Re: Have var+func sourced in a subroutine but they don't seem to end up in same scope
On 29.7. 09:25, L A Walsh wrote: The library-include function allows me to source a library file that is in a relative path off of PATH (a feature not in bash, unfortunately). [...] I tried putting exporting the data and the function with export but it ended up the same. The variables weren't defined in the same scope as the function. Are you sourcing some other script, or running it as a regular program? Because above, you say 'source', which would indicate running code from another file in the same shell, but then you talk about exporting, which really only matters when starting a new process (as far as I know). An example that would actually run and demonstrate the issue might make it easier to see what's actually going on. -- Ilkka Virta / itvi...@iki.fi
Re: Have var+func sourced in a subroutine but they don't seem to end up in same scope
On Sun, Jul 28, 2019 at 11:25:24PM -0700, L A Walsh wrote: > util_fn () { > > declare [-x] foo=1 > declare [-x] bar=${foo}2 > > real_util_fn() { > makes use of bar to get 'foo2' > } > > real_util_fn "$@" > } You do realize that despite your indentation, and despite the definition of real_util_fn being executed inside the body of a second function, both of these functions are equal. Right? There's only one function namespace in bash. All functions are global. There's no such thing as a function that only exists while executing a different function, unless of course you bring subshells into the picture. Which so far you haven't. > Now 'real_util_fn' behaves like the data, i.e. if I export them > > (export bar & export -f util_fn real_util_fn) > > only 'util_fn' is accessible in the file doing the include -- > i.e. 'real_util_fn' appears to be local to util_fn. Nonsense. Functions are not "local" to other functions. All functions are global. > Without the extra function for encapsulating the data+func > it appears that real_util_fn ends up in the scope of > "include's" parent while the variables end up in 'include's > scope because of the declare (the -x seems to be relatively ignored). All functions are global. Always. > Why does bash disallow this?: > > declare -f util_fn > util_fn() { :;} > > or > > declare util_fn() { :; } > > which, it seems would declare util_fn local to a subs There is no such thing as a function being "local" to anything. All functions are global.

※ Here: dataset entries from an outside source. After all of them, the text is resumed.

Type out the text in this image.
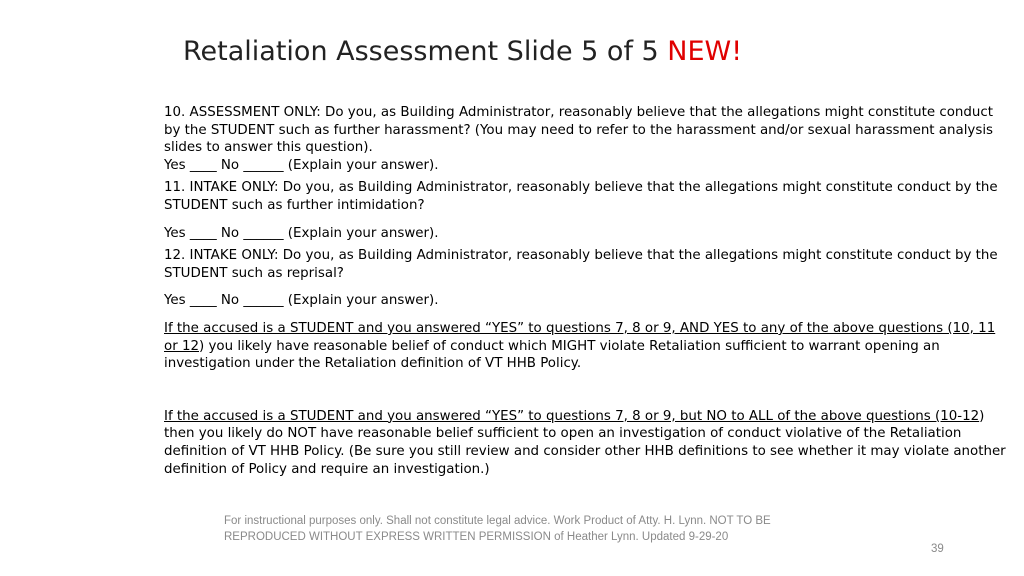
Retaliation Assessment Slide 5 of 5 NEW!

10. ASSESSMENT ONLY: Do you, as Building Administrator, reasonably believe that the allegations might constitute conduct by the STUDENT such as further harassment? (You may need to refer to the harassment and/or sexual harassment analysis slides to answer this question).

Yes ____ No ______ (Explain your answer).

11. INTAKE ONLY: Do you, as Building Administrator, reasonably believe that the allegations might constitute conduct by the STUDENT such as further intimidation?

Yes ____ No ______ (Explain your answer).

12. INTAKE ONLY: Do you, as Building Administrator, reasonably believe that the allegations might constitute conduct by the STUDENT such as reprisal?

Yes ____ No ______ (Explain your answer).

If the accused is a STUDENT and you answered “YES” to questions 7, 8 or 9, AND YES to any of the above questions (10, 11 or 12) you likely have reasonable belief of conduct which MIGHT violate Retaliation sufficient to warrant opening an investigation under the Retaliation definition of VT HHB Policy.

If the accused is a STUDENT and you answered “YES” to questions 7, 8 or 9, but NO to ALL of the above questions (10-12) then you likely do NOT have reasonable belief sufficient to open an investigation of conduct violative of the Retaliation definition of VT HHB Policy. (Be sure you still review and consider other HHB definitions to see whether it may violate another definition of Policy and require an investigation.)

For instructional purposes only. Shall not constitute legal advice. Work Product of Atty. H. Lynn. NOT TO BE REPRODUCED WITHOUT EXPRESS WRITTEN PERMISSION of Heather Lynn. Updated 9-29-20
39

Have var+func sourced in a subroutine but they don't seem to end up in same scope
I have a shell script that includes a util script via a library-include function. The library-include function allows me to source a library file that is in a relative path off of PATH (a feature not in bash, unfortunately). What I just noticed was a problem where the included file has local data needed by the included functions. I wanted the function and its data to be defined in the original script, but what it looks like happens, is that the data are defined as being local to the include, but the function does not. I tried putting exporting the data and the function with export but it ended up the same. The variables weren't defined in the same scope as the function. Only when I put the function and the data in a wrapper and call the wrapper instead do I get them in the same scope. I.e. -- like this: util_fn () { declare [-x] foo=1 declare [-x] bar=${foo}2 real_util_fn() { makes use of bar to get 'foo2' } real_util_fn "$@" } Now 'real_util_fn' behaves like the data, i.e. if I export them (export bar & export -f util_fn real_util_fn) only 'util_fn' is accessible in the file doing the include -- i.e. 'real_util_fn' appears to be local to util_fn. Without the extra function for encapsulating the data+func it appears that real_util_fn ends up in the scope of "include's" parent while the variables end up in 'include's scope because of the declare (the -x seems to be relatively ignored). I tried throwing a declare in front of the sub, but bash didn't like that or allow pre-declaring it so as to give it local context. Why does bash disallow this?: declare -f util_fn util_fn() { :;} or declare util_fn() { :; } which, it seems would declare util_fn local to a subs in the same way: declare foo=val does? Seems rather awkward to need to enclose a sub/within a sub to achieve same scope. Note, -g does work to put the vars in the same scope in this case because the including file is at top scope, but if the included file wasn't at top scope I don't think it would. Even if it did, though, I'd prefer not to make use of it so the routines would work in older bashes. So main question, I suppose is why does bash prevent using declare in front of a function (or predeclaring it and using the '-f' form). older bashes might work.